Let $f\in C^1[-\pi ,\pi]$ be such that $f(-\pi)=f(\pi)$. Define
$$a_n=\int _{-\pi}^\pi f(t)\cos nt \, dt, n\in \mathbb N$$
Prove that:
- $\{a_n\}$ is bounded,
- $\{na_n\} $ is convergent to $0$,
- $\sum n^2|a_n|^2$ is convergent.
Solution:
Since every continuous function on a compact set is bounded so $|f(x)|\leq M$ which implies that $$|f(x)\cos nx|\leq |f(x)||\cos nx|\leq M \cdot 1 = M$$ is bounded on $[-\pi,\pi]$. Hence $|a_n|\leq |\int _{-\pi}^\pi f(t)\cos nt \, dt|\leq 2M\pi$.
How should I go on $2,3$. Practically I am not getting any idea.
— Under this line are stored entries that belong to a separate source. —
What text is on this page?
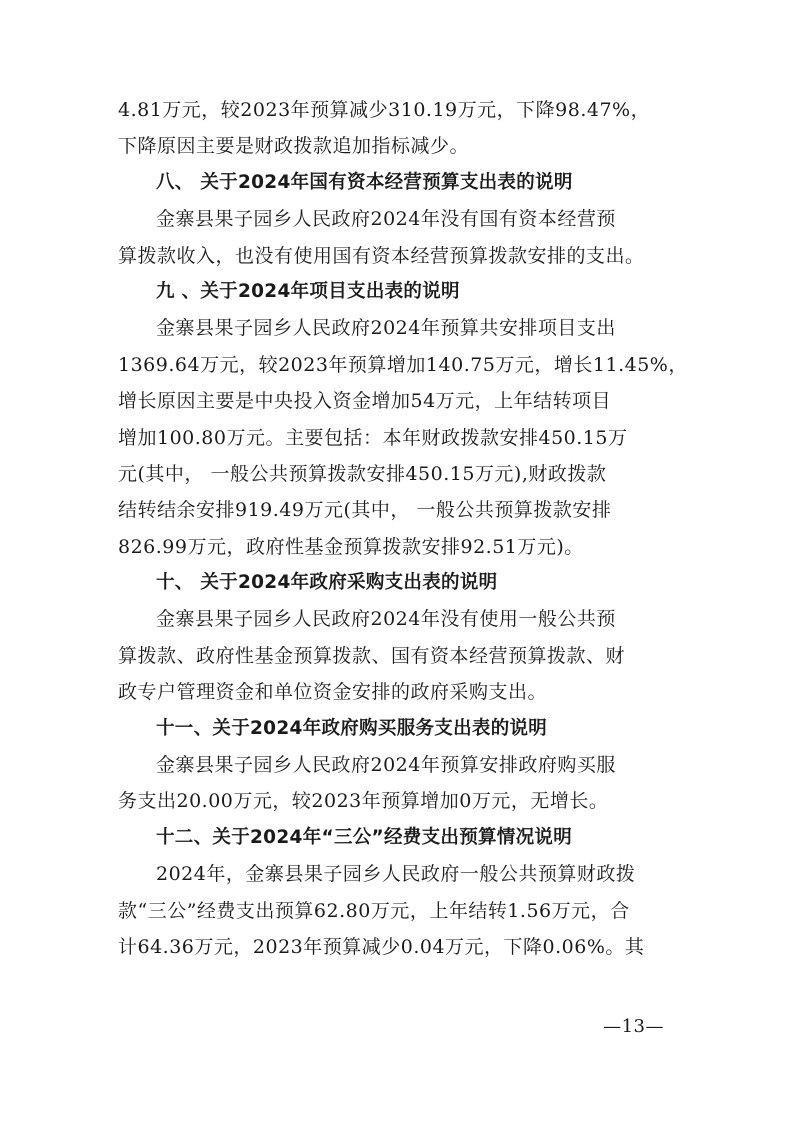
4.81万元，较2023年预算减少310.19万元，下降98.47%，
下降原因主要是财政拨款追加指标减少。
八、 关于2024年国有资本经营预算支出表的说明
金寨县果子园乡人民政府2024年没有国有资本经营预
算拨款收入，也没有使用国有资本经营预算拨款安排的支出。
九 、关于2024年项目支出表的说明
金寨县果子园乡人民政府2024年预算共安排项目支出
1369.64万元，较2023年预算增加140.75万元，增长11.45%，
增长原因主要是中央投入资金增加54万元，上年结转项目
增加100.80万元。主要包括：本年财政拨款安排450.15万
元(其中， 一般公共预算拨款安排450.15万元),财政拨款
结转结余安排919.49万元(其中， 一般公共预算拨款安排
826.99万元，政府性基金预算拨款安排92.51万元)。
十、 关于2024年政府采购支出表的说明
金寨县果子园乡人民政府2024年没有使用一般公共预
算拨款、政府性基金预算拨款、国有资本经营预算拨款、财
政专户管理资金和单位资金安排的政府采购支出。
十一、关于2024年政府购买服务支出表的说明
金寨县果子园乡人民政府2024年预算安排政府购买服
务支出20.00万元，较2023年预算增加0万元，无增长。
十二、关于2024年“三公”经费支出预算情况说明
2024年，金寨县果子园乡人民政府一般公共预算财政拨
款“三公”经费支出预算62.80万元，上年结转1.56万元，合
计64.36万元，2023年预算减少0.04万元，下降0.06%。其
—13—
Hint: For $2$ use integration by parts and the famous Riemann-Lebesgue Lemma and for $3$ recall Bessel's inequality.
Edit1: As $f'$ is continuous on $[-\pi,\pi]$ implies $f'\in L^2([-\pi,\pi])$, Apply Bessel's Inequality to $f'$ hence $$ \sum_{n\geq 1} n^2 a_n^2 <+\infty $$
Edit2: Recall that we have the (complete) orthonormal trigonometric system (basis) $\;\{u_n\}_{n\in\Bbb N}\;,\;\;u_n=\{1,\sin x,\cos x, \sin 2x,\cos2x,\ldots\}\;$ with which we work in Fourier series, so then denoting by $\;\langle,\rangle\;$ the usual inner product we get(ofcourse using Bessel's inequality)
$$\sum_{n=1}^\infty \langle f'(x),u_n\rangle^2\le||f'||^2$$
But using the usual notation from Fourier series the above is just
$$||f'||^2\ge\sum_{n=1}^\infty n^2 a_n^2 $$
Note that here we are using that fourier coefficients of $f'$ are $na_n$ which you must have noticed in part $2$.